Towards non-parametric fiber-specific T1 relaxometry in the human brain
Abstract
Purpose: To estimate fiber-specific T1 values, i.e. proxies for myelin content, in heterogeneous brain tissue. Methods: A diffusion-T1 correlation experiment was carried out on an in vivo human brain using tensor-valued diffusion encoding and multiple repetition times. The acquired data was inverted using a Monte-Carlo inversion algorithm that retrieves non-parametric distributions P(D,R1) of diffusion tensors and longitudinal relaxation rates R1 = 1/T1. Orientation distribution functions (ODFs) of the highly anisotropic components of P(D,R1) were defined to visualize orientation-specific diffusion-relaxation properties. Finally, Monte-Carlo density-peak clustering (MC-DPC) was performed to quantify fiber-specific features and investigate microstructural differences between white-matter fiber bundles. Results: Parameter maps corresponding to P(D,R1)'s statistical descriptors were obtained, exhibiting the expected R1 contrast between brain-tissue types.
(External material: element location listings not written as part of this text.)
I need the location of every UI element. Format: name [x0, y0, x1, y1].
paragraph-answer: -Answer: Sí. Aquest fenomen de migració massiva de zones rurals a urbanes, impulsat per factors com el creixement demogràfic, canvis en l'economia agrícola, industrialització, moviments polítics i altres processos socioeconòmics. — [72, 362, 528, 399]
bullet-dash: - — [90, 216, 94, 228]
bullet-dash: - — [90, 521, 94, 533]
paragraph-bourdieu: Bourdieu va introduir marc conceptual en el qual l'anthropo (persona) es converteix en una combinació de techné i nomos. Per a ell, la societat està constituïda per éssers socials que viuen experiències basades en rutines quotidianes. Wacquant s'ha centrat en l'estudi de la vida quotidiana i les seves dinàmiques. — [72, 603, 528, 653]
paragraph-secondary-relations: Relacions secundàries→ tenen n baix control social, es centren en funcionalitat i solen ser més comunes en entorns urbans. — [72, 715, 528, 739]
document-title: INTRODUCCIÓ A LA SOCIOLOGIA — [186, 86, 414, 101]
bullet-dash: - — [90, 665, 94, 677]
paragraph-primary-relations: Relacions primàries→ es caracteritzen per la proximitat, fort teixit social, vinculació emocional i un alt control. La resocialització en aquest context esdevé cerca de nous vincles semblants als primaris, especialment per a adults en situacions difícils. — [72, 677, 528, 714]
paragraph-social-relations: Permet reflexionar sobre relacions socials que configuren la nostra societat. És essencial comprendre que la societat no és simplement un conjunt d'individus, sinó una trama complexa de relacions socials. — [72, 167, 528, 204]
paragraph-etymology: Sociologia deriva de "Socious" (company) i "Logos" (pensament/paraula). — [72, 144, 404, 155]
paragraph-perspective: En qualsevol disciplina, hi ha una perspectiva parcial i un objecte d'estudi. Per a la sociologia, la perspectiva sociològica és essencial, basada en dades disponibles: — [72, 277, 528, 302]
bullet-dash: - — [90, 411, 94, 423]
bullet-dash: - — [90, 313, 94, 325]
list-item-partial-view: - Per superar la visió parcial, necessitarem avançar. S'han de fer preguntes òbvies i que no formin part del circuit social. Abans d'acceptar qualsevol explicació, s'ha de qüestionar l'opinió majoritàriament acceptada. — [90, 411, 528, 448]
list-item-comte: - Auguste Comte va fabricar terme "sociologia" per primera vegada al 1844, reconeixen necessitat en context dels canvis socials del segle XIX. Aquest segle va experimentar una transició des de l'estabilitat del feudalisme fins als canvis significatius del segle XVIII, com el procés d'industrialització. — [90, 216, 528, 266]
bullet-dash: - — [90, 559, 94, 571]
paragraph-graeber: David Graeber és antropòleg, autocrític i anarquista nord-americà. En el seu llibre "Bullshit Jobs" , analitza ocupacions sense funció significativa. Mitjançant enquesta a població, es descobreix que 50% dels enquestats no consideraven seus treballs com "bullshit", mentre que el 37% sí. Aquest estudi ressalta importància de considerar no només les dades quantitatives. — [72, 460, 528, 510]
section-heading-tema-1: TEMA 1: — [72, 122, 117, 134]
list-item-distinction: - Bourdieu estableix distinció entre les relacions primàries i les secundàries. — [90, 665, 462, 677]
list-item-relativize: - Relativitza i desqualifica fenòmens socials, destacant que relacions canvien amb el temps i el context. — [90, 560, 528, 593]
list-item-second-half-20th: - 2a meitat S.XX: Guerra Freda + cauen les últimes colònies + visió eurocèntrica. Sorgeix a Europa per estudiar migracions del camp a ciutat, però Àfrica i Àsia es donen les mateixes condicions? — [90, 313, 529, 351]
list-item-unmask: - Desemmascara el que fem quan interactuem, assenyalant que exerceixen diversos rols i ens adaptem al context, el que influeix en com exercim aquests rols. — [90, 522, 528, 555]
Our ODFs recovered local orientations consistent with the known anatomy and indicated possible differences in T1 relaxation between major fiber bundles. These differences, confirmed by MC-DPC, were in qualitative agreement with previous model-based works but seem biased by the limitations of our current experimental setup. Conclusions: Our Monte-Carlo framework enables the non-parametric estimation of fiber-specific diffusion-T1 features, thereby showing potential for characterizing developmental or pathological changes in T1 within a given fiber bundle, and for investigating inter-bundle T1 differences.